Understanding map, filter, and fold

gingerlime · on Dec 24, 2012

I liked this post, and find the use of map/filter/reduce one of the most fundamental changes to the way you can manipulate data. Truly eye opening.

Even though I have relatively little front-end experience, and use primarily python/ruby- I only started to use these with Javascript (via the underscore library).

The only thing I didn't quite agree with is " ... the syntax is obvious enough for most people to understand even if they don't quite grok Haskell".

Whilst the early examples were manageable, I was struggling with the syntax later on. The syntax looks clean, so it seems like Haskell is a neat language, but it wasn't enough to make it easy for me to fully 'get it'. Perhaps I'm too locked in a ruby/python mindset.

biesnecker · on Dec 24, 2012

Point taken. I might redo this with Ruby at some point in the future -- the functions are all available and it might be interesting to see the differences between the two.

ricardobeat · on Dec 24, 2012

MDN also has pretty good documentation for map/filter/reduce:

https://developer.mozilla.org/en-US/docs/JavaScript/Referenc...

What's with the space shuttle / F22 hovering beneath the text right in the middle of the screen? :/

biesnecker · on Dec 24, 2012

Haha, I've been playing with different background images... maybe that one isn't optimum for reading :-|

MaxGabriel · on Dec 24, 2012

I liked the article. Just to let you know, when you zoom on an iPhone the background covers the text for a ~ second: https://www.dropbox.com/s/95f8ivqxodh2qnc/Photo%20Dec%2023%2...

biesnecker · on Dec 24, 2012

Thanks for the head's up. I'm beginning to think the background image is more trouble than it's worth :(

deltasquared · on Dec 24, 2012

If you are working with C# these functions are available in linq: map is Select, filter is Where, and reduce/inject/fold is Aggregate in Microsoft speak.

I use those methods all the time when I have to do C# code.

I do wonder why these operations lack a standard name. Still, I think map-reduce sounds a lot better than map-inject or Select-Aggregate or map-fold.

ConstantineXVI · on Dec 24, 2012

If you're already familiar with SQL (which your average C# programmer likely is), select/where/aggregate look familiar to you, so less of a mental leap to understand them. And being able to say 'it's like in-line SQL!' makes Linq more acceptable to pointy-haired-bosses at the same time.

gnaritas · on Dec 24, 2012

Easily fixed with extension methods for aliases you like.

ollysb · on Dec 24, 2012

Going from java to ruby these functions were the most obvious improvement for my day to day coding.

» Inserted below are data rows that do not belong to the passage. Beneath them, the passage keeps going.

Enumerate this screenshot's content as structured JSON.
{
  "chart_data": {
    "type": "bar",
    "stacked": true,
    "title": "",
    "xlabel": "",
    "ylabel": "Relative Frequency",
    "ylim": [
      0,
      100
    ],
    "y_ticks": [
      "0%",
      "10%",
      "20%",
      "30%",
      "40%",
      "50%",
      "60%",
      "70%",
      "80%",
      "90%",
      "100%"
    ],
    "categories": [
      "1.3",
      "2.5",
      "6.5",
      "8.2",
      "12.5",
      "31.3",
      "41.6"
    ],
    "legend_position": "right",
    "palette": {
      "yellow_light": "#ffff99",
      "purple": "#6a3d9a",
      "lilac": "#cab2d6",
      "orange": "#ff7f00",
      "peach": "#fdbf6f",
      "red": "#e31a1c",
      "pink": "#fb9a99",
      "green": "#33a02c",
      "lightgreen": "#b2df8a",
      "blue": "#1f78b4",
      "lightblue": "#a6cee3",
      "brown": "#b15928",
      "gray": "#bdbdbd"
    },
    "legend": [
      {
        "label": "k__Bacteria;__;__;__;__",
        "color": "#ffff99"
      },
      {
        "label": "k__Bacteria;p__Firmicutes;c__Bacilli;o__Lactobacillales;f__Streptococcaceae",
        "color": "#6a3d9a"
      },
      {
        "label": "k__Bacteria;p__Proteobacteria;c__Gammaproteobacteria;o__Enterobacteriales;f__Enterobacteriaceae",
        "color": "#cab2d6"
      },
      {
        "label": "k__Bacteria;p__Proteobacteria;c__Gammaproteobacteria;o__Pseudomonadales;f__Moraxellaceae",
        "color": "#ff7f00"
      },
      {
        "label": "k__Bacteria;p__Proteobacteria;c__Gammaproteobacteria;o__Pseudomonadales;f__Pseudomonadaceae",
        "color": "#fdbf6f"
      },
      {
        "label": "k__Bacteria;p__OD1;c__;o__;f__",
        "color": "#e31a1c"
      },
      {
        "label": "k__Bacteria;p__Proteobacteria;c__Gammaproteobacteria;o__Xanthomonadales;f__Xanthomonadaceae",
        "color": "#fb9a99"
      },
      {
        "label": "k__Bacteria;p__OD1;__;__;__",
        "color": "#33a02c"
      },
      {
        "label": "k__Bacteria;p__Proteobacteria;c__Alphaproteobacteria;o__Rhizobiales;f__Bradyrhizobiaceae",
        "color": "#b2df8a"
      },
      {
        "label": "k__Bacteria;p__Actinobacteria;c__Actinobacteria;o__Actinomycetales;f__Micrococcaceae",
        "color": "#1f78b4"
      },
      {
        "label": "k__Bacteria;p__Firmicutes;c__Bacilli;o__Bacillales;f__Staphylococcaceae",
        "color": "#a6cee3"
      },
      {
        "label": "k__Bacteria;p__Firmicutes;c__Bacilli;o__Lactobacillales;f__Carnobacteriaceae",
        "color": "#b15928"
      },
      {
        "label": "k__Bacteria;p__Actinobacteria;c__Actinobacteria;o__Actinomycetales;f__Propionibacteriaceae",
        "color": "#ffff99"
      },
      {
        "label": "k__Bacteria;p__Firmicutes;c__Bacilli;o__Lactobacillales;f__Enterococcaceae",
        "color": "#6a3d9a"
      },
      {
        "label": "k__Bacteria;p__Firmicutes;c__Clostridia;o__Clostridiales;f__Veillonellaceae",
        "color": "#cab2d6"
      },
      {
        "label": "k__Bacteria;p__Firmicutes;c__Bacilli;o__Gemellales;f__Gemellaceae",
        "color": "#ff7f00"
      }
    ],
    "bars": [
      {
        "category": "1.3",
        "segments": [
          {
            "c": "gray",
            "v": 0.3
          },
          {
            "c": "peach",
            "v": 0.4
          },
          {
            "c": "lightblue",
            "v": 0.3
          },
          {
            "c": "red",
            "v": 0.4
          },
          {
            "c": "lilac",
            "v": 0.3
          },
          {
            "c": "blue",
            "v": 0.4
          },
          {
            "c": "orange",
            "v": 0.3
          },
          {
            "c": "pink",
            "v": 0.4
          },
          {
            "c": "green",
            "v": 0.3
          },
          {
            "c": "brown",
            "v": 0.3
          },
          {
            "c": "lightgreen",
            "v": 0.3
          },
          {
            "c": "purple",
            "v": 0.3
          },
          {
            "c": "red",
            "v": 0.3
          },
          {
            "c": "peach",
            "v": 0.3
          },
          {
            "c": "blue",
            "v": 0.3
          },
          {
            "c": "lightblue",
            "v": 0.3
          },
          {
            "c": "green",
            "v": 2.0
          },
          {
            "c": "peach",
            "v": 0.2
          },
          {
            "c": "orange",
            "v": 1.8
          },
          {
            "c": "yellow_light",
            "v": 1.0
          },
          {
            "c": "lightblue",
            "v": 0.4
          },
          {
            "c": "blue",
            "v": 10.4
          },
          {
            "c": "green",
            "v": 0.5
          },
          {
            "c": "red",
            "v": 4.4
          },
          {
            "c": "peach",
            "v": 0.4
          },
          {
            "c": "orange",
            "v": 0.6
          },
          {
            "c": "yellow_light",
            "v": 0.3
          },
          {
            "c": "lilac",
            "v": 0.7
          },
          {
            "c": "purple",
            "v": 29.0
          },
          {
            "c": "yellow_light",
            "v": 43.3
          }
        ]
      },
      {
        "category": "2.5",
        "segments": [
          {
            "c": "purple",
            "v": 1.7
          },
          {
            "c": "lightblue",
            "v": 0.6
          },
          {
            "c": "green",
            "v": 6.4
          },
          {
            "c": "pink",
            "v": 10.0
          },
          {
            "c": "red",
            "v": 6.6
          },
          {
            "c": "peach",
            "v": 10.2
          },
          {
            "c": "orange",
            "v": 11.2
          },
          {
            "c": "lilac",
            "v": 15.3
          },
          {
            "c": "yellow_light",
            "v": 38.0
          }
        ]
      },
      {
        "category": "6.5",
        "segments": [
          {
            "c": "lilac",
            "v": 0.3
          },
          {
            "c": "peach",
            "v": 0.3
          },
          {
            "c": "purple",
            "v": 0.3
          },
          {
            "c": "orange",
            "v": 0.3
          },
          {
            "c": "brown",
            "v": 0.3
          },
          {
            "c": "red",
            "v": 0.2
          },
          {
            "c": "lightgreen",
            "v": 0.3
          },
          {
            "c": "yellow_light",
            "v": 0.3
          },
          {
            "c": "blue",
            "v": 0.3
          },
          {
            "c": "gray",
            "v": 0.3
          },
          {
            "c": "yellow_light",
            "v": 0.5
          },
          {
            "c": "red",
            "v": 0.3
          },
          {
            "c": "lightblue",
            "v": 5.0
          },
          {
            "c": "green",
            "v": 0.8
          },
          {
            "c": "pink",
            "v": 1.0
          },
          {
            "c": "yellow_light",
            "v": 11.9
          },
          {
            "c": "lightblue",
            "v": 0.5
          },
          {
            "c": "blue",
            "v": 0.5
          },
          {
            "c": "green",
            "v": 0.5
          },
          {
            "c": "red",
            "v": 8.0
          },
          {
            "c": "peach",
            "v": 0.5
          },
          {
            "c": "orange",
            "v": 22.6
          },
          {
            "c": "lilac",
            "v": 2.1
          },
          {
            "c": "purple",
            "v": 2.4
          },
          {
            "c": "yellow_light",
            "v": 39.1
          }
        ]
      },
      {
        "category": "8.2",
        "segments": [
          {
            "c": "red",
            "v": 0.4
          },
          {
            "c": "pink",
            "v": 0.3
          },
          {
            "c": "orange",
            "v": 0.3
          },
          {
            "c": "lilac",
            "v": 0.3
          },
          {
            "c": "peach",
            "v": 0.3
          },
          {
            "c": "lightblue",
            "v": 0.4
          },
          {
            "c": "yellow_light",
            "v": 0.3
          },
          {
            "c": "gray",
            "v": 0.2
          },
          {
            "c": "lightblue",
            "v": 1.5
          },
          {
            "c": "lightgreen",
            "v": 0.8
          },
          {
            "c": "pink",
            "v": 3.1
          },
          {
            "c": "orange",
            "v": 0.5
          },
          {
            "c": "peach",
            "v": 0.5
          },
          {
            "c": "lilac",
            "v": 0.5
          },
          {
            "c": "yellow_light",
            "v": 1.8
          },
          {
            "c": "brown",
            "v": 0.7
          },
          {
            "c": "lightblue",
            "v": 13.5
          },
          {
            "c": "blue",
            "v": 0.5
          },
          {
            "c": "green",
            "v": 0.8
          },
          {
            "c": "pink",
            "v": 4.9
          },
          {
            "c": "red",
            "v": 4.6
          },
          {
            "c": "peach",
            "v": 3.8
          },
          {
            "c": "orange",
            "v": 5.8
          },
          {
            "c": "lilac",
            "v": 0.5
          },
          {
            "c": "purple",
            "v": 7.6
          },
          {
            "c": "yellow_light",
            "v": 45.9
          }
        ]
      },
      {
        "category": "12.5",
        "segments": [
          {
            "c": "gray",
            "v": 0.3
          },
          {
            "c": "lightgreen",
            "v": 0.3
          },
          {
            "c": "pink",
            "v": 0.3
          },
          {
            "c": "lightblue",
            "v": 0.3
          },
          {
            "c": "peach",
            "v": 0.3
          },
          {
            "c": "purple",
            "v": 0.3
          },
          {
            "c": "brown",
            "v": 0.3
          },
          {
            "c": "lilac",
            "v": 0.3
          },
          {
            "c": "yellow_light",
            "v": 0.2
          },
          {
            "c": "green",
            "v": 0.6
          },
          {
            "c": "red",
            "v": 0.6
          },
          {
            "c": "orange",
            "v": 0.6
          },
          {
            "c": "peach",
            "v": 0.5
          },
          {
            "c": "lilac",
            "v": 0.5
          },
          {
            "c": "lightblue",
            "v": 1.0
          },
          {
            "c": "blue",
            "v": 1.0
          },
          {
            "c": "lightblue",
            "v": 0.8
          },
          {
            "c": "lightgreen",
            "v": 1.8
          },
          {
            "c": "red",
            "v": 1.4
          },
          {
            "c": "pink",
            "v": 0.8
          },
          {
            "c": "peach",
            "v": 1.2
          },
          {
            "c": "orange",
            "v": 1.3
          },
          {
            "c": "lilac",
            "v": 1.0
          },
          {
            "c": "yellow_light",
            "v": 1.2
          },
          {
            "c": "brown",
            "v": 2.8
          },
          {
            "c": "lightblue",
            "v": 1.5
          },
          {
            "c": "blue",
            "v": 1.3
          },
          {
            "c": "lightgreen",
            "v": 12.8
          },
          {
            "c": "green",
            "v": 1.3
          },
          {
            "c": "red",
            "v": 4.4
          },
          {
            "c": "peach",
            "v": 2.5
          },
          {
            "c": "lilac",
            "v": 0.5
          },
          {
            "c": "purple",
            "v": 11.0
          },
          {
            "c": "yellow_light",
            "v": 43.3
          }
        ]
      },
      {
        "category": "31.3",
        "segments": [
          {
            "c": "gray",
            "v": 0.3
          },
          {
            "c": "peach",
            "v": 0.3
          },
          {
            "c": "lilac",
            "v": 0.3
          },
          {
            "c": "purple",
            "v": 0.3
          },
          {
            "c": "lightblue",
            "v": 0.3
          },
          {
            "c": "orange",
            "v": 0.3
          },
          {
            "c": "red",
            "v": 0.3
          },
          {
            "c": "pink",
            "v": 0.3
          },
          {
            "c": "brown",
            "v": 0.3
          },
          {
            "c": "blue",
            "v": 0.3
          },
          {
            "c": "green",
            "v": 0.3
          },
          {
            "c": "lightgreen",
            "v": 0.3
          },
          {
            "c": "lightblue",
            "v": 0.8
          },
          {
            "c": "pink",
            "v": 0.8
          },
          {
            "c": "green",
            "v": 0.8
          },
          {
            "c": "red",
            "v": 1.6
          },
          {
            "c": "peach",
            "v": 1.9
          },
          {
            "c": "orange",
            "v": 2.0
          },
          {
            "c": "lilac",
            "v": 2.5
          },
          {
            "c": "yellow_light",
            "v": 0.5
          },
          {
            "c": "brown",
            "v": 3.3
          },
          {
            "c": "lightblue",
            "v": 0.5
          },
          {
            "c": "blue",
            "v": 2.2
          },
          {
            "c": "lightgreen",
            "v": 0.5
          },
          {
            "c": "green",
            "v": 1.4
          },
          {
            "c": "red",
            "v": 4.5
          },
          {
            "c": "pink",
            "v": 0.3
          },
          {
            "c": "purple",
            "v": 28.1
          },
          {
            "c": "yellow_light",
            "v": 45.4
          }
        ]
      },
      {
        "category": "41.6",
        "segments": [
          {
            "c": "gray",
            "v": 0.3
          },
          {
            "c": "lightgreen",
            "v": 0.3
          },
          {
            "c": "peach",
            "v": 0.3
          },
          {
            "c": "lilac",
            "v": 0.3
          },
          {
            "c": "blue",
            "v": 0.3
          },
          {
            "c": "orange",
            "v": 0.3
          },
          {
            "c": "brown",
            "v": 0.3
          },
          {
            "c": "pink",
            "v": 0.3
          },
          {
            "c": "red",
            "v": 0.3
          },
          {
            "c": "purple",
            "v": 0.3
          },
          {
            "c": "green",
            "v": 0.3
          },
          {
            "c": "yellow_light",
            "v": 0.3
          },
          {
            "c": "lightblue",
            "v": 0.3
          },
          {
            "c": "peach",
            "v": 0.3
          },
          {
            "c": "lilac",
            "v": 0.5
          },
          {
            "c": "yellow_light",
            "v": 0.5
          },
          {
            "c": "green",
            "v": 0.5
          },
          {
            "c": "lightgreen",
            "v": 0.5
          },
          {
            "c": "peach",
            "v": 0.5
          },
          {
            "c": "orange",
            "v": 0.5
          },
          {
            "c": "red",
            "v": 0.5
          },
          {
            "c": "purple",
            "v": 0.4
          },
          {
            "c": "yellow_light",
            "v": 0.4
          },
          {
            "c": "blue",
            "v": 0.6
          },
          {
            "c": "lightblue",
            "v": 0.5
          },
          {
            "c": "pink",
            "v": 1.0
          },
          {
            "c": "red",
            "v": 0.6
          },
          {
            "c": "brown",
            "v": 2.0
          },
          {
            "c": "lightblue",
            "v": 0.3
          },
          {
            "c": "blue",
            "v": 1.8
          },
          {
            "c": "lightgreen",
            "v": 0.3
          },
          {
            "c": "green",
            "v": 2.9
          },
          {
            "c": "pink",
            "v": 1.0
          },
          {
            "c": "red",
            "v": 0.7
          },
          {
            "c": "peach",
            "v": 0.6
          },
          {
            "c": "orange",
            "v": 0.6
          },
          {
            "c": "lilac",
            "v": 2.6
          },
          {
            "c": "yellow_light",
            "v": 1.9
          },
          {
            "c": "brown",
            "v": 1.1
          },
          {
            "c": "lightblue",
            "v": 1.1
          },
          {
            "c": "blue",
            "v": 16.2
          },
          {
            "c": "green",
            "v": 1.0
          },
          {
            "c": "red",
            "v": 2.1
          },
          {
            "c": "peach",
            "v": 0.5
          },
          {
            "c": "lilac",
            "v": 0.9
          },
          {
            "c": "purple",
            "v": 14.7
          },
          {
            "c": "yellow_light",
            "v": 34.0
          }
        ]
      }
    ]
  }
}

mrgriscom · on Dec 24, 2012

I agree. These functions have completely changed how I approach algorithms and data manipulation.

I was super-excited to learn Go, but it was a showstopper to discover that Go's lack of support for generics effectively made this pattern of programming impossible. Major disappointment.

0x0 · on Dec 24, 2012

Genuinely curious, what do generics have to do with this?

gridaphobe · on Dec 24, 2012

The type of map is `(a -> b) -> [a] -> [b]`, which means that map takes a function from any type `a` to any type `b` and a list of `a`s, and returns a list of `b`s. Generics, aka parametric polymorphism, are required for this because the definition of map makes no assumptions on what types `a` and `b` will be instantiated to.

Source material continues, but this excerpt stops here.